Four Georgia families and TransParent ask a federal court to block the law from taking effect
Four Georgia families have filed a lawsuit asking a federal court to stop Georgia Senate Bill 140 (the “Health Care Ban”) from taking effect in July. The plaintiffs say the law strips them of their right to make critical decisions about their children’s health care, including seeking and obtaining appropriate medical treatment, and inflicts undue harm on one of the state’s most vulnerable groups.
In their complaint and motion requesting to block the law from taking effect, plaintiffs ask that the government not insert itself into personal health care decisions that should be made by parents, children, and their doctors.
“Prohibiting access to necessary medical care is just cruel,” Beth Littrell, Senior Supervising Attorney for the Southern Poverty Law Center (SPLC)’s LGBTQ Rights and Special Litigation said. “The Health Care Ban displaces parents’ ability to make decisions in the best interest of their children, disregards the collective knowledge of the medical community, and condemns children to years of suffering. Laws like this are predicated on prejudice, misinformation, and manufactured fears, and they are as indefensible as they are unconstitutional.”
Several states, including Arkansas, Alabama, Indiana, Kentucky, Tennessee, and Florida, have enacted similar health care bans targeting transgender youth, all of which have been enjoined by federal courts in those states. The Georgia law is unique in that it bans one aspect of the medication treatment for gender dysphoria — hormone therapy — while allowing the provision of puberty blockers, even though they go hand-in-hand as part of the full complement of appropriate medical care.
Parent plaintiffs have requested a court order allowing them to proceed anonymously based on fears for their safety. They expressed the importance of being able to seek and provide the best medical care to support their children’s well-being and to ensure that their children can continue to thrive with access to appropriate medical care, pursuant to recognized standards of care and according to each child’s individual circumstances and needs.
“It is outrageous that Georgia passed a law targeting one of our most vulnerable populations.
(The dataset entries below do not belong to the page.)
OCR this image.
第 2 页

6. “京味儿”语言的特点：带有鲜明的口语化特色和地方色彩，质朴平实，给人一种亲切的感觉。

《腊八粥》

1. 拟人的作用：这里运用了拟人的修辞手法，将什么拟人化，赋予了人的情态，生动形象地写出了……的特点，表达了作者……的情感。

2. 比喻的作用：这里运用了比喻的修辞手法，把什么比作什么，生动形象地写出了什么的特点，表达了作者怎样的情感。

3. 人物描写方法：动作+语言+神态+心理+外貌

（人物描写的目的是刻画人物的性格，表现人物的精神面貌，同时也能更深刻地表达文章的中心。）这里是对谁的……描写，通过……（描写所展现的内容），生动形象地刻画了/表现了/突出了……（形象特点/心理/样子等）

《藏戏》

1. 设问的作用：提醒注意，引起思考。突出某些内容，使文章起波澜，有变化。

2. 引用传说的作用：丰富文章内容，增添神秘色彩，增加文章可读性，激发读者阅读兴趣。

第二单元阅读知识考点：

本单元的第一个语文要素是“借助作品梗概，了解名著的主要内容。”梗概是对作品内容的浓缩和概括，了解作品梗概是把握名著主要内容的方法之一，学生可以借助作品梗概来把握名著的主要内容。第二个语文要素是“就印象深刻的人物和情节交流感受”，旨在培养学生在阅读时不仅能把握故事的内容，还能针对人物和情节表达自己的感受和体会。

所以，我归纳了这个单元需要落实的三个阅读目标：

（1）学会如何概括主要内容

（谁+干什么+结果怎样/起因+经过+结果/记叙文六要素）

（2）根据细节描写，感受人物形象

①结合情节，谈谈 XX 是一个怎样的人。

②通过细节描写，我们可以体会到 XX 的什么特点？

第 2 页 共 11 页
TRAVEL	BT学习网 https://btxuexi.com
This is a direct attack on kids who are just trying to be themselves and are now being harmed by the same government that is supposed to protect them,” parent Paul Voe said. “I cannot sit back and watch this law negatively impact the mental and physical health of my child and many others across Georgia. I must stand up for what’s right for my kid and every kid like her.”
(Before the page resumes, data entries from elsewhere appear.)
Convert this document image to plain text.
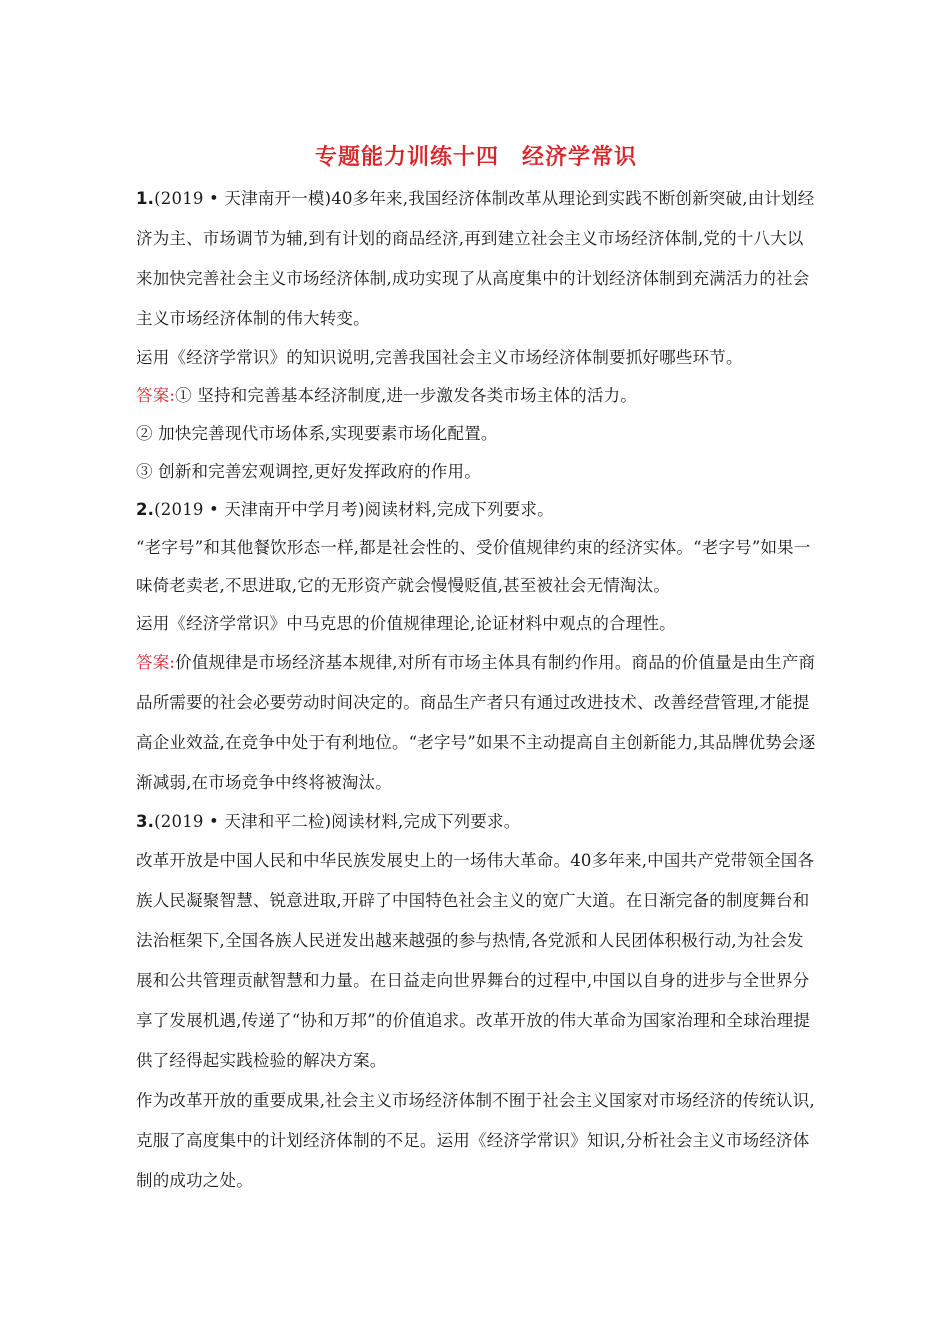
专题能力训练十四　经济学常识

1.(2019 • 天津南开一模)40多年来,我国经济体制改革从理论到实践不断创新突破,由计划经济为主、市场调节为辅,到有计划的商品经济,再到建立社会主义市场经济体制,党的十八大以来加快完善社会主义市场经济体制,成功实现了从高度集中的计划经济体制到充满活力的社会主义市场经济体制的伟大转变。

运用《经济学常识》的知识说明,完善我国社会主义市场经济体制要抓好哪些环节。

答案:① 坚持和完善基本经济制度,进一步激发各类市场主体的活力。

② 加快完善现代市场体系,实现要素市场化配置。

③ 创新和完善宏观调控,更好发挥政府的作用。

2.(2019 • 天津南开中学月考)阅读材料,完成下列要求。

“老字号”和其他餐饮形态一样,都是社会性的、受价值规律约束的经济实体。“老字号”如果一味倚老卖老,不思进取,它的无形资产就会慢慢贬值,甚至被社会无情淘汰。

运用《经济学常识》中马克思的价值规律理论,论证材料中观点的合理性。

答案:价值规律是市场经济基本规律,对所有市场主体具有制约作用。商品的价值量是由生产商品所需要的社会必要劳动时间决定的。商品生产者只有通过改进技术、改善经营管理,才能提高企业效益,在竞争中处于有利地位。“老字号”如果不主动提高自主创新能力,其品牌优势会逐渐减弱,在市场竞争中终将被淘汰。

3.(2019 • 天津和平二检)阅读材料,完成下列要求。

改革开放是中国人民和中华民族发展史上的一场伟大革命。40多年来,中国共产党带领全国各族人民凝聚智慧、锐意进取,开辟了中国特色社会主义的宽广大道。在日渐完备的制度舞台和法治框架下,全国各族人民迸发出越来越强的参与热情,各党派和人民团体积极行动,为社会发展和公共管理贡献智慧和力量。在日益走向世界舞台的过程中,中国以自身的进步与全世界分享了发展机遇,传递了“协和万邦”的价值追求。改革开放的伟大革命为国家治理和全球治理提供了经得起实践检验的解决方案。

作为改革开放的重要成果,社会主义市场经济体制不囿于社会主义国家对市场经济的传统认识,克服了高度集中的计划经济体制的不足。运用《经济学常识》知识,分析社会主义市场经济体制的成功之处。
“It is vital that, as a family, we have agency in our own medical decisions that are in the best interest of our child. That includes gender-affirming care,” parent Anna Zoe said. “Our sweet, bright, and creative daughter has been a girl for as long as she can remember. Her identity as a girl is as natural and innate as any of the other attributes she was born with — blue eyes, left-handedness, and an infectious laugh. Access to gender-affirming care will allow our daughter to develop into the person she has always wanted to be, and the person she has always been inside. ”
“I am committed to fighting for my daughter’s right to have access to lifesaving, best-practice gender-affirming care,” parent Emma Koe said. “This law is targeting transgender youth, their families, and the providers who are following the standards of care. It is taking away my right as a parent to decide what medical care is best for my daughter. Having access to gender-affirming care means my daughter can be the girl she has always known she is. She can grow, develop, and live a happy, authentic life just like any other child in Georgia.”
“My child may not legally have a voice to be heard, but I do, and I will not be silent. I will fight for my child to have the freedom to be exactly who she says she is,” parent Hailey Moe said. “Having access to gender-affirming care is critical. It means my daughter has a greater chance of living a happy, thriving, fulfilling life.”
The plaintiffs in Emma Koe, et al. v. Caylee Noggle, et al. are represented by the SPLC, the ACLU of Georgia (ACLU-GA), the Human Rights Campaign Foundation (HRC) and the law firm O’Melveny & Myers LLP. The representers voiced their opinions on the situation and reasons for proceeding with the lawsuit.
“Georgia parents of transgender youth want what all Georgia parents want — to be able to support and protect their children and to provide them with the care they need to be healthy and thrive. Gender-affirming health care is best-practice, evidence-based medical treatment that is necessary for the health and happiness of many transgender youth,” Cory Isaacson, legal director of ACLU-GA said. “SB 140 prohibits Georgia parents from being able to get their children that essential health care, substituting the will of state politicians for the decision-making of parents and the professional judgment of medical providers. This lawsuit is about securing the rights of Georgia parents to care for their children, and securing the rights of transgender youth to access the medical treatment they need.”
“SB 140 strips the rights of families to make their own medical decisions by prohibiting safe and effective medical care for treating gender dysphoria. In doing so, the state has banned critically important care that is often lifesaving for transgender youth,” Cynthia Cheng-Wun Weaver, Senior Director of Litigation at HRC said. “Our health care providers and families care about nothing more than doing what’s best for their patients and children. We are suing to challenge the unconstitutional attacks on transgender youth and their families.”